Iliopoulos bought the 63,800-gt Columbus (built 1989) at a UK auction last October, paying a $5.3m for the ship. VesselsValue estimates it has a scrap value of $13.5m.
Prior to the coronavirus outbreak, the ship was worth an estimated $95m.
Market talk that Iliopoulos was going to scrap the Columbus has been circulating for several weeks. Brokers said that he had tried to flip the ship for further trading shortly after buying it, but found no interest from potential buyers.
The asking price was said be $14m at the beginning of February.
The Columbus departed its lay-up in Elefsina Bay near Piraeus on Monday this week, and by Thursday was anchored off Port Said waiting to transit the Suez Canal.

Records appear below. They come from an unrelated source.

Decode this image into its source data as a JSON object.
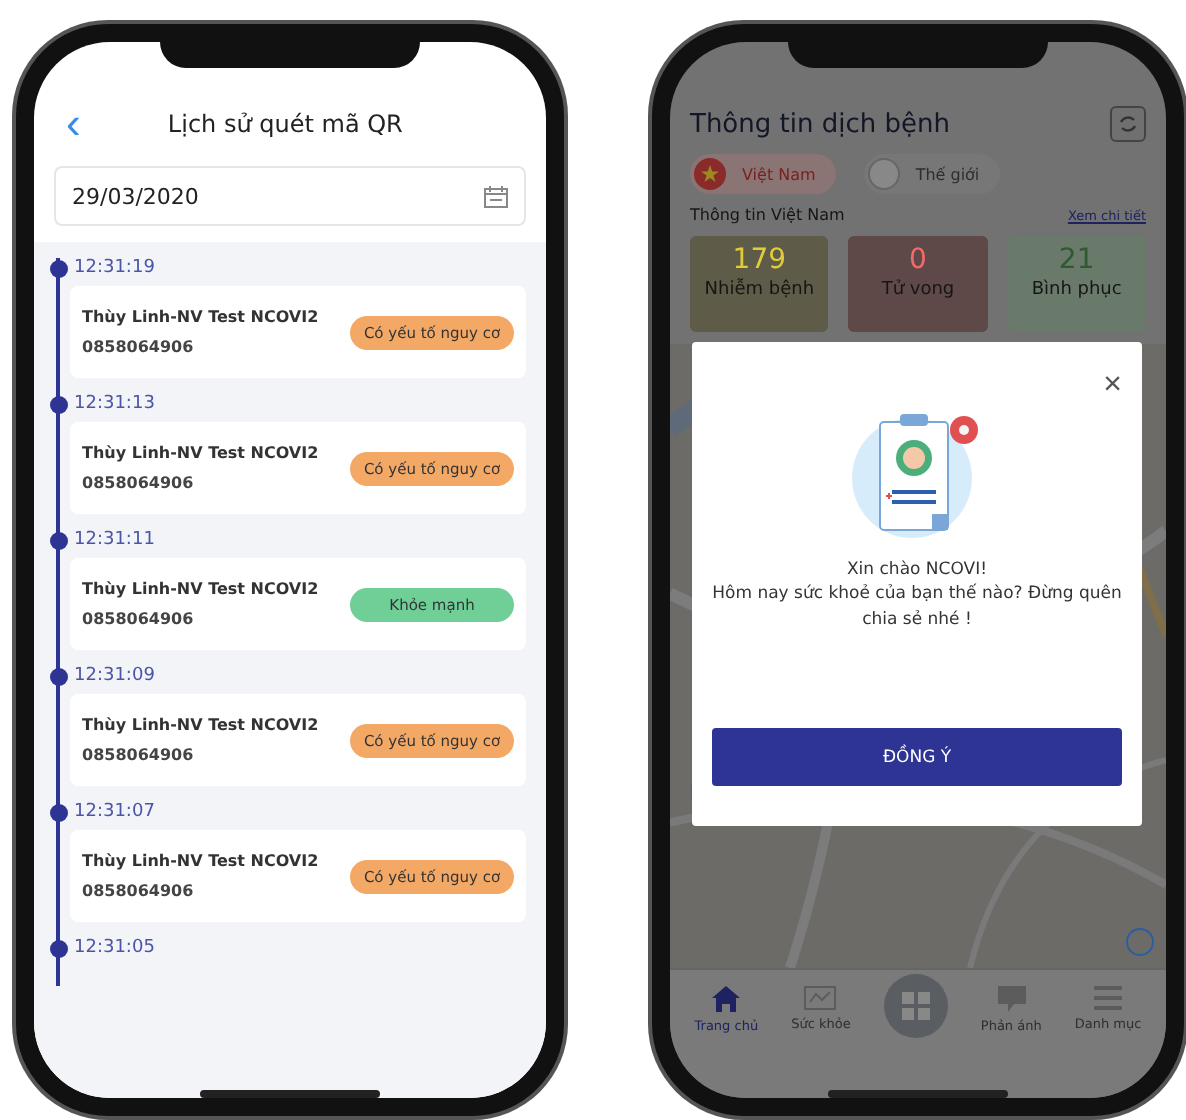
{
  "history_screen": {
    "back": "‹",
    "title": "Lịch sử quét mã QR",
    "date": "29/03/2020",
    "entries": [
      {
        "time": "12:31:19",
        "name": "Thùy Linh-NV Test NCOVI2",
        "phone": "0858064906",
        "status": {
          "kind": "risk",
          "label": "Có yếu tố nguy cơ"
        }
      },
      {
        "time": "12:31:13",
        "name": "Thùy Linh-NV Test NCOVI2",
        "phone": "0858064906",
        "status": {
          "kind": "risk",
          "label": "Có yếu tố nguy cơ"
        }
      },
      {
        "time": "12:31:11",
        "name": "Thùy Linh-NV Test NCOVI2",
        "phone": "0858064906",
        "status": {
          "kind": "healthy",
          "label": "Khỏe mạnh"
        }
      },
      {
        "time": "12:31:09",
        "name": "Thùy Linh-NV Test NCOVI2",
        "phone": "0858064906",
        "status": {
          "kind": "risk",
          "label": "Có yếu tố nguy cơ"
        }
      },
      {
        "time": "12:31:07",
        "name": "Thùy Linh-NV Test NCOVI2",
        "phone": "0858064906",
        "status": {
          "kind": "risk",
          "label": "Có yếu tố nguy cơ"
        }
      },
      {
        "time": "12:31:05"
      }
    ]
  },
  "home_screen": {
    "title": "Thông tin dịch bệnh",
    "regions": [
      {
        "label": "Việt Nam",
        "selected": true
      },
      {
        "label": "Thế giới",
        "selected": false
      }
    ],
    "section_title": "Thông tin Việt Nam",
    "detail_link": "Xem chi tiết",
    "stats": [
      {
        "value": "179",
        "label": "Nhiễm bệnh",
        "color": "#e0cc3a"
      },
      {
        "value": "0",
        "label": "Tử vong",
        "color": "#f06a6a"
      },
      {
        "value": "21",
        "label": "Bình phục",
        "color": "#2f5a2f"
      }
    ],
    "dialog": {
      "close": "×",
      "greeting": "Xin chào NCOVI!",
      "message": "Hôm nay sức khoẻ của bạn thế nào? Đừng quên chia sẻ nhé !",
      "button": "ĐỒNG Ý"
    },
    "nav": [
      {
        "kind": "home",
        "label": "Trang chủ",
        "selected": true
      },
      {
        "kind": "health",
        "label": "Sức khỏe",
        "selected": false
      },
      {
        "kind": "scan",
        "selected": false
      },
      {
        "kind": "feedback",
        "label": "Phản ánh",
        "selected": false
      },
      {
        "kind": "menu",
        "label": "Danh mục",
        "selected": false
      }
    ]
  }
}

One cruiseship broker said the sale was not a done deal and that the ship is moving into a position that will allow it to be sold. However, other brokers are convinced that if the vessel is moving, then its sale has been concluded.
The IHS Ships Register lists the status of the vessel as “to be broken up”.
Iliopolous, who could not be reached for comment, bought two former CMV cruiseships at auction last October via Eaglepower Shipping, a company based in Cyprus
Both have proven to be profitable purchases.
In addition to the Columbus, he also acquired the 46,000-gt Magellan (built 1985) for $3.4m.
The Magellan was dispatched to the Omani port of Duqm in late December, supposedly to take up a charter as an accommodation ship. However, in January, barely a week after arriving off Duqm, it was renamed Mages and beached at Alang.
The Columbus sale leaves Iliopoulos with four cruiseships that were acquired from Carnival Corp subsidiaries.
These ships, two of which came from Holland America, and two from P&O Cruises, are newer vessels that have a stronger potential to attract trading buyers ahead of a post-coronavirus cruise resumption.
If sold, the Columbus would be the 16th cruiseship sent for scrap since the industry shutdown.